1. Polish Court Judgments (JuDDGES/pl-court-raw)

HuggingFace Dataset Schema:

{
    'judgment_id': str,           # Unique case identifier
    'docket_number': str,         # Court docket number
    'judgment_date': datetime,    # Date of judgment
    'court_name': str,           # Name of the court
    'department_name': str,      # Court department
    'judgment_type': str,        # Type of judgment
    'full_text': str,           # Complete judgment text
    'legal_bases': List[str],   # Legal provisions cited
    'judges': List[str],        # Judge names
    'keywords': List[str],      # Document keywords
    'country': str,             # Always "Poland"
    'court_type': str,          # Type of court
    # ... additional metadata fields
}

Weaviate Schema Mapping:

FIELD_MAPPING = {
    'judgment_id': 'document_id',          # ✅ Automatically handled
    'judgment_date': 'date_issued',        # ✅ Datetime conversion
    'court_name': 'issuing_body',          # ✅ Court information
    'judgment_type': 'document_type',      # ✅ Document classification
    'full_text': 'full_text',             # ✅ Main content
    'legal_bases': 'metadata.legal_bases', # ✅ JSON serialized
    'judges': 'metadata.judges',           # ✅ JSON serialized
    'keywords': 'metadata.keywords',       # ✅ JSON serialized
    'country': 'country',                  # ✅ Direct mapping
    # All other fields → 'metadata' as JSON
}

2. Tax Interpretations (AI-Tax/tax-interpretations)

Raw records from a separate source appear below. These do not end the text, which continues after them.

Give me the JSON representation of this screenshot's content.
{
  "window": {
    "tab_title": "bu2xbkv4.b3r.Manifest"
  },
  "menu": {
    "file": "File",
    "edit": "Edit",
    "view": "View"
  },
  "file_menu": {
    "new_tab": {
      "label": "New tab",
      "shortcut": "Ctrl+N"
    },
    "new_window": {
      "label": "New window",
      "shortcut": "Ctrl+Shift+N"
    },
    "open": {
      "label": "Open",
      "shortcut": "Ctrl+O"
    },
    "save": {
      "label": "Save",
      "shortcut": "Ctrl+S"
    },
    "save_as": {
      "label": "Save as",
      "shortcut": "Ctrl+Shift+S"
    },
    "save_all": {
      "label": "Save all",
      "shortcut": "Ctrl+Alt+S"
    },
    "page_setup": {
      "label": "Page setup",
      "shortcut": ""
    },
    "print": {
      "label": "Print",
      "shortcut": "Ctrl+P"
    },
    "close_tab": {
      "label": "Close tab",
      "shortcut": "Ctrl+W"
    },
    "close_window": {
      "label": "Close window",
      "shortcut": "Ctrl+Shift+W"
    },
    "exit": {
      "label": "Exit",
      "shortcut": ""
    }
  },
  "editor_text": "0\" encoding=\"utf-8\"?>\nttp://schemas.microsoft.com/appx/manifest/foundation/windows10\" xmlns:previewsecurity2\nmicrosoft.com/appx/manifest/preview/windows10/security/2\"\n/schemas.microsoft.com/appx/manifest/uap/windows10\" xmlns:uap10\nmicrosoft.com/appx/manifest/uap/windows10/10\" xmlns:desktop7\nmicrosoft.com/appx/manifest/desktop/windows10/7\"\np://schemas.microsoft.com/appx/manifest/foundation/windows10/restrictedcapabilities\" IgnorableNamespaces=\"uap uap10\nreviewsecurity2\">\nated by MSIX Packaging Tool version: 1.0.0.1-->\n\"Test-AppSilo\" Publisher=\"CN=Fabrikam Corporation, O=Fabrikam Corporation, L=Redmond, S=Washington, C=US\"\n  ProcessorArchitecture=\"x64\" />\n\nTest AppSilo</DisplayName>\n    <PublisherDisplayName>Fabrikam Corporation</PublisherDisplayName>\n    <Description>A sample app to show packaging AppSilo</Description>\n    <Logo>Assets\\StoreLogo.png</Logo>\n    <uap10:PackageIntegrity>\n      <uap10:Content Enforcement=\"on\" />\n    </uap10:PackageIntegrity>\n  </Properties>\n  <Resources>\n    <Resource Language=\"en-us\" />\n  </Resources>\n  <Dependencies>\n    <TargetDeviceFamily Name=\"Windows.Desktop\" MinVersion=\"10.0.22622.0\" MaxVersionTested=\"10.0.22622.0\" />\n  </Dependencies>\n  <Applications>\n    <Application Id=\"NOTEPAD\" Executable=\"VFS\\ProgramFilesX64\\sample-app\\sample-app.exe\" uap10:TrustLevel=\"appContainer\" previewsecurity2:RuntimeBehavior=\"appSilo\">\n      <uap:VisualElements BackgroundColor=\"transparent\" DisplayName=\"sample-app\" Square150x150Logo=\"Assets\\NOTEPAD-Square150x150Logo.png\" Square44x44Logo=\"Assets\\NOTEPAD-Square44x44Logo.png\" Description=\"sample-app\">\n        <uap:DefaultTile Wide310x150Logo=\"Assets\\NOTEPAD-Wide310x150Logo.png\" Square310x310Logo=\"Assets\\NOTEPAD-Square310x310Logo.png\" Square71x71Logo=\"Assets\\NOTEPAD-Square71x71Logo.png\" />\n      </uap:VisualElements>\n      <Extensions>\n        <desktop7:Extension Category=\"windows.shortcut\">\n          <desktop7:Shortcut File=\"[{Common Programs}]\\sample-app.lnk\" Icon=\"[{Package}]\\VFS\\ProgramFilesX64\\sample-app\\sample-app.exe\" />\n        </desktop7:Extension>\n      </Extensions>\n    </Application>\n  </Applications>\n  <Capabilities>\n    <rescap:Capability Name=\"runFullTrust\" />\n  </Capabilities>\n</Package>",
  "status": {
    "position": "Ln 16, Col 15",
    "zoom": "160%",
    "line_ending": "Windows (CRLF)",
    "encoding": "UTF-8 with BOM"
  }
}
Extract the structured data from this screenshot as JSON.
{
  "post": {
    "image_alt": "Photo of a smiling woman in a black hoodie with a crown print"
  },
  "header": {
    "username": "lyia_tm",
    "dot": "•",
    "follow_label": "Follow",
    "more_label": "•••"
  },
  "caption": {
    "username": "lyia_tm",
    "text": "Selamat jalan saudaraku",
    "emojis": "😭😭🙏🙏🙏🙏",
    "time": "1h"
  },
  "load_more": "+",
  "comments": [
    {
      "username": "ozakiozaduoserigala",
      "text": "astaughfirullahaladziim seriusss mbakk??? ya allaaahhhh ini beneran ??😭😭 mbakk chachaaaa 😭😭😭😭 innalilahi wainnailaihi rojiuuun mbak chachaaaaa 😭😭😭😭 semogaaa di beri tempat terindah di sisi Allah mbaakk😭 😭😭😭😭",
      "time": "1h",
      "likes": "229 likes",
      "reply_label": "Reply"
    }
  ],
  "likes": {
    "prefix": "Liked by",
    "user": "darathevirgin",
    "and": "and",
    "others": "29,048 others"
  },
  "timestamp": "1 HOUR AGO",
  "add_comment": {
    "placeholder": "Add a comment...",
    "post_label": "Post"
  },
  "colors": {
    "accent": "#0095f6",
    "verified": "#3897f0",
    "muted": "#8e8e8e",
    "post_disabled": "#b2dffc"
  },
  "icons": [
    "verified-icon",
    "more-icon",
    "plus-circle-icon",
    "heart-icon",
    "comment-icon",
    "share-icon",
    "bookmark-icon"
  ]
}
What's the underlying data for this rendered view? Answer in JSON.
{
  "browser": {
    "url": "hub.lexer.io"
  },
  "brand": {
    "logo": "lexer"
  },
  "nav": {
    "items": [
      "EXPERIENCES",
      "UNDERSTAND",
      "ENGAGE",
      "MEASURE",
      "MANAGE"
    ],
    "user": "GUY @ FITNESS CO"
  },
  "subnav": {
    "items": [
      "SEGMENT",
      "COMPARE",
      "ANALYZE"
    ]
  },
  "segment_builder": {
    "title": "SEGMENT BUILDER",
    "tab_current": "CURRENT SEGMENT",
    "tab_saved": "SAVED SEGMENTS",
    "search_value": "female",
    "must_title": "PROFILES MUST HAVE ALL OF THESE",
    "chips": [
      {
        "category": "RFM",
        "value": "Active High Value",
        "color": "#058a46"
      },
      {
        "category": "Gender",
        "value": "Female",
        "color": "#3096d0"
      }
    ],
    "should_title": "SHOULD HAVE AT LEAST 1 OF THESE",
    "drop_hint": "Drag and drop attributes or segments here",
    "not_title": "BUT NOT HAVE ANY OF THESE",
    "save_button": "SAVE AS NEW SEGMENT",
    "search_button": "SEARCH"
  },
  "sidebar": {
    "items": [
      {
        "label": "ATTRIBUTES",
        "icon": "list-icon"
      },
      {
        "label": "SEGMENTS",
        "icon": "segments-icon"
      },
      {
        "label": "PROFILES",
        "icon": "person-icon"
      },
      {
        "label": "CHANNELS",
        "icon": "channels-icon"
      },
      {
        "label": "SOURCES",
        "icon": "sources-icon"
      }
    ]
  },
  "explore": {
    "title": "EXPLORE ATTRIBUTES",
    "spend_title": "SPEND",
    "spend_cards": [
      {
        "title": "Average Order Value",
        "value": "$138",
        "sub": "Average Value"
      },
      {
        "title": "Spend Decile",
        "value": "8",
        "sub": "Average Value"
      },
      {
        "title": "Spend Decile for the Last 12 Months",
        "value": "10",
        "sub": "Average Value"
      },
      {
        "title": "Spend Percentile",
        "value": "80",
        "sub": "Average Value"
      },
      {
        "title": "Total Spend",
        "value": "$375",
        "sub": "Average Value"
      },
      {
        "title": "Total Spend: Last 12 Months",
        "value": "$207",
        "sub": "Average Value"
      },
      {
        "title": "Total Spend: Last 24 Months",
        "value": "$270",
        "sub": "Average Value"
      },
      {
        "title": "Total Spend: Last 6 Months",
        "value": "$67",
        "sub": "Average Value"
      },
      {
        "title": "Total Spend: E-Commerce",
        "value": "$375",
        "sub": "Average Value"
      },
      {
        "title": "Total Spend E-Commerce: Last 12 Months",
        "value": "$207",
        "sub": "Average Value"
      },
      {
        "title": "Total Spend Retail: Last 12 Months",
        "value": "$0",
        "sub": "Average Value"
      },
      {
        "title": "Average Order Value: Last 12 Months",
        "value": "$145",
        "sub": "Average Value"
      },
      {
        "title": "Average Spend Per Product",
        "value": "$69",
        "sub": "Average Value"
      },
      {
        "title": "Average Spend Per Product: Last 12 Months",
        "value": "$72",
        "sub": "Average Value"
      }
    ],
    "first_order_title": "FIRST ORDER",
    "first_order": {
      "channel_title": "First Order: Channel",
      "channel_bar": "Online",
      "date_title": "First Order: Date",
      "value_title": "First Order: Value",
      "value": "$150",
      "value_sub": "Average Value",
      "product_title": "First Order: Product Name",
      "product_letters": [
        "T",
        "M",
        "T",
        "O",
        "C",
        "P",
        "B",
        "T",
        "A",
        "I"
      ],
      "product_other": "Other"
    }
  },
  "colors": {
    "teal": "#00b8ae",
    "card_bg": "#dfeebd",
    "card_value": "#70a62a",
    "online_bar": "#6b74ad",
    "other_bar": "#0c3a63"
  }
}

HuggingFace Dataset Schema:

{
    'id': str,                    # Unique interpretation ID
    'SYG': str,                   # Reference signature
    'DT_WYD': datetime,           # Issue date
    'TEZA': str,                  # Main thesis/title
    'TRESC_INTERESARIUSZ': str,   # Full interpretation text
    'KATEGORIA_INFORMACJI': str,  # Tax information category
    'PRZEPISY': List[str],        # Tax provisions referenced
    'SLOWA_KLUCZOWE': List[str],  # Keywords
    '_fetched_at': datetime,      # Ingestion timestamp
}

Weaviate Schema Mapping:

FIELD_MAPPING = {
    'id': 'document_id',                          # ✅ Unique identifier
    'SYG': 'document_number',                     # ✅ Reference number
    'DT_WYD': 'date_issued',                      # ✅ Issue date
    'TEZA': 'title',                              # ✅ Document title
    'TRESC_INTERESARIUSZ': 'full_text',           # ✅ Main content
    'KATEGORIA_INFORMACJI': 'document_type',      # ✅ Tax category
    'PRZEPISY': 'metadata.tax_provisions',        # ✅ JSON serialized
    'SLOWA_KLUCZOWE': 'metadata.keywords',        # ✅ JSON serialized
    '_fetched_at': 'metadata.fetched_at',         # ✅ Source timestamp
    # Default values
    'country': 'Poland',                          # ✅ Inferred
    'language': 'pl',                             # ✅ Inferred
}

3. English Court Appeals (JuDDGES/en-appealcourt-coded)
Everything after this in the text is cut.